01/07/2010 - 0:00
Floresta alagada: a rusticidade é a marca da “captura da fera” realizada nas comunidades ribeirinhas
“Vlapt”. Uma lança é arremessada nas águas barrentas do famoso rio Solimões, um verdadeiro oceano de água doce, que atravessa a imensidão da Floresta Amazônica. Enquanto se equilibra em sua pequena canoa, o jovem pescador Elison Lopes observa atentamente o resultado de sua investida. O golpe quase sempre é certeiro, mas dessa vez ele não teve sorte e por uma fração de segundo deixou escapar sua “presa”, o pirarucu.
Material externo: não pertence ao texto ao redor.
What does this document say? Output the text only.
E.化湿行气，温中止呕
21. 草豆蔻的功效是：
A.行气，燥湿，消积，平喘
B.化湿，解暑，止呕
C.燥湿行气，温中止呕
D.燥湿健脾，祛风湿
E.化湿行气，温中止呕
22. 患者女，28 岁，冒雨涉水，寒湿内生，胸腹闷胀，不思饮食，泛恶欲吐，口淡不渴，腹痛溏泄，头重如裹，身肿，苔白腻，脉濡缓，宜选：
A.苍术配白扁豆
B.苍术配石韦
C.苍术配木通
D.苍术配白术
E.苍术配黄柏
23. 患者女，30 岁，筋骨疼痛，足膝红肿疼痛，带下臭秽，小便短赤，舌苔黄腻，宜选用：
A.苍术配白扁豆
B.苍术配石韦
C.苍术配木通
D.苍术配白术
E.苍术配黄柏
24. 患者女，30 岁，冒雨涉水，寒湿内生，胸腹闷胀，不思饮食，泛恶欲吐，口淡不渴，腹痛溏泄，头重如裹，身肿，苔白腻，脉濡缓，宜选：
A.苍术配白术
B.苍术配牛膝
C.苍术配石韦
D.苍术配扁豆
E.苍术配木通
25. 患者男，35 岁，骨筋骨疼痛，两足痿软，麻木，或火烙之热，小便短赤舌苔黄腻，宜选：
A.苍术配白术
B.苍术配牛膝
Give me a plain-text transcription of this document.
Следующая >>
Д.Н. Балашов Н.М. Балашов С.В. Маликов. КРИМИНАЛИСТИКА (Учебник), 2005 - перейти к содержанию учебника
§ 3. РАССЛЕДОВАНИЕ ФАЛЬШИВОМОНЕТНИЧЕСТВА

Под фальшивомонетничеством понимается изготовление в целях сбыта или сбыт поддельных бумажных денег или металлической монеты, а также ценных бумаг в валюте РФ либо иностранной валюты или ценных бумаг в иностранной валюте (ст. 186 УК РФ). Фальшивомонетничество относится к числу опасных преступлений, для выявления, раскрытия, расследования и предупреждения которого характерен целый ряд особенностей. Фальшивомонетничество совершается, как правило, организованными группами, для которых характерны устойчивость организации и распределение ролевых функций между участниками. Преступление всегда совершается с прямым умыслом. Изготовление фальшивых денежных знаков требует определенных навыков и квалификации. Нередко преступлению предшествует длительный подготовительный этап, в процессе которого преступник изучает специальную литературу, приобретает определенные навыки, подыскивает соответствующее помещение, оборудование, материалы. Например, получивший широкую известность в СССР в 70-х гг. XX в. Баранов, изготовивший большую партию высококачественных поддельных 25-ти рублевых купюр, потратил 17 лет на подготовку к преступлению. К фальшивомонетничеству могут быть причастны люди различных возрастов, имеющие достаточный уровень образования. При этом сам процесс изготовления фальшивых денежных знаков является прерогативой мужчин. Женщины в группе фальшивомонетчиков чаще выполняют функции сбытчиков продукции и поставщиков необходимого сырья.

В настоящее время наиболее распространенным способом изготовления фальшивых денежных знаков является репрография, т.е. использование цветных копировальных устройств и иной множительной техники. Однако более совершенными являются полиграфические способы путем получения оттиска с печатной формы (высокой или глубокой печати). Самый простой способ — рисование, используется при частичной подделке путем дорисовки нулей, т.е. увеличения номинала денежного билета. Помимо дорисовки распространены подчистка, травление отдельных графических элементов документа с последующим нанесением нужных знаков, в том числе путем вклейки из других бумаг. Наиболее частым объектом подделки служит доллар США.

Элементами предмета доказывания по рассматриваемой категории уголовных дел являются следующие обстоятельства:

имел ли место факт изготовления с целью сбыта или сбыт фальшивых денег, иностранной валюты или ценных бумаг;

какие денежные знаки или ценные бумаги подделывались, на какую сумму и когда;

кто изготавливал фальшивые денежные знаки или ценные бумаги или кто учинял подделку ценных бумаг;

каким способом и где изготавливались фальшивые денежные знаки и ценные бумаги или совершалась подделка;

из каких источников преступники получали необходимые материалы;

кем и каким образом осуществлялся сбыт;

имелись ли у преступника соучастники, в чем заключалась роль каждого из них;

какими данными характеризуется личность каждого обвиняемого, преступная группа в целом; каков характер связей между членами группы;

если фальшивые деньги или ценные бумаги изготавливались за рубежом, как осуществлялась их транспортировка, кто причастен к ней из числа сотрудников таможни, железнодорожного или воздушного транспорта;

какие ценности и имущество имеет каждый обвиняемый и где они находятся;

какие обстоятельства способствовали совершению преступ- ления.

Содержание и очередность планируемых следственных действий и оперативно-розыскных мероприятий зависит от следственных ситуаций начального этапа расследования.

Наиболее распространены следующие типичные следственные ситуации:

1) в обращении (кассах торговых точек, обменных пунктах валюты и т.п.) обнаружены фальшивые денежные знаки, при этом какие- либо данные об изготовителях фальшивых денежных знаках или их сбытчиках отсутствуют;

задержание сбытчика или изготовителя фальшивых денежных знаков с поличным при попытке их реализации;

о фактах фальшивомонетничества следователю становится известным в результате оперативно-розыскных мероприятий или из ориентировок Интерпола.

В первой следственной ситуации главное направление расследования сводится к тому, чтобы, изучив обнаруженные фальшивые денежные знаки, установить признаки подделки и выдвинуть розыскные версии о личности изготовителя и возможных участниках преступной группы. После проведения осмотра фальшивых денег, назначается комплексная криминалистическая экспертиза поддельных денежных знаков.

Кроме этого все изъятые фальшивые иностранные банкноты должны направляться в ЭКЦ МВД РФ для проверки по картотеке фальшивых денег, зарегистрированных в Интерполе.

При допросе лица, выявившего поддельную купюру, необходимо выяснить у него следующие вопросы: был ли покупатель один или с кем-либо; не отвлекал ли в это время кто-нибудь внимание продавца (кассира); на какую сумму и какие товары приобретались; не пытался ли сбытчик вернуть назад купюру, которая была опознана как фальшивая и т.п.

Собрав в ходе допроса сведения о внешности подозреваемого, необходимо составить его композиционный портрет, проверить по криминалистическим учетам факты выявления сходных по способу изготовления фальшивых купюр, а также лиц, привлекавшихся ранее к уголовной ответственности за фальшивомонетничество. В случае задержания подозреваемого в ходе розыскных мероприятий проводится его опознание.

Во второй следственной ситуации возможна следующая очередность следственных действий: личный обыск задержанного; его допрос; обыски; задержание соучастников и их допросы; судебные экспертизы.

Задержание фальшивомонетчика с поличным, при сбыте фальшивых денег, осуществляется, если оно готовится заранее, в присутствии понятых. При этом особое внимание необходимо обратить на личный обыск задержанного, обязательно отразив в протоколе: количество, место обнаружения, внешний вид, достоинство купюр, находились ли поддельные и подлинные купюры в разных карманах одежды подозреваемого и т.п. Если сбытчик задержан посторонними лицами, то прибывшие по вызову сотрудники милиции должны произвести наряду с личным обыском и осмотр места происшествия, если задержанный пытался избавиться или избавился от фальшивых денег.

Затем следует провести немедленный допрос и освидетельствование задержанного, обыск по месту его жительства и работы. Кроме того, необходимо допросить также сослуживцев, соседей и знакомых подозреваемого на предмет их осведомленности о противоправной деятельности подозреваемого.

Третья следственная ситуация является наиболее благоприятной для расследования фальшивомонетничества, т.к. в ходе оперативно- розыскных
Um dos maiores peixes do mundo, que chega a medir três metros de comprimento e pesar 100 quilos, razão pela qual sua pesca é conhecida entre os nativos como “a captura da fera”. Lopes é morador da comunidade de São João do Catuá, localizada entre as reservas do Mamirauá e Ipixina. Um lugar onde o acesso só é possível de barco ou hidroavião e a cidade mais próxima, Tefé, está a quase 700 quilômetros de Manaus, capital do Amazonas. É nessa região longínqua que se concentra a produção dessa espécie, cercada de lendas e histórias, considerada o principal símbolo de um modelo de pesca realizado nos braços dos maiores rios do Brasil e que ao longo dos anos vem se mantendo de forma rústica, artesanal e, principalmente, sustentável. “Toda a pesca é controlada, tanto no volume quanto nos locais onde pode ser realizada”, conta o pescador, que, assim como a grande maioria dos moradores dessa região, se aventura pelos igarapés formados em meio à mata alagada, enfrentando cobras e jacarés, na busca pelo seu peixe. “Quando temos sorte, conseguimos voltar de uma única pescaria com até 200 quilos de pescado no barco. Mas às vezes a sorte está do lado do peixe”, resigna-se.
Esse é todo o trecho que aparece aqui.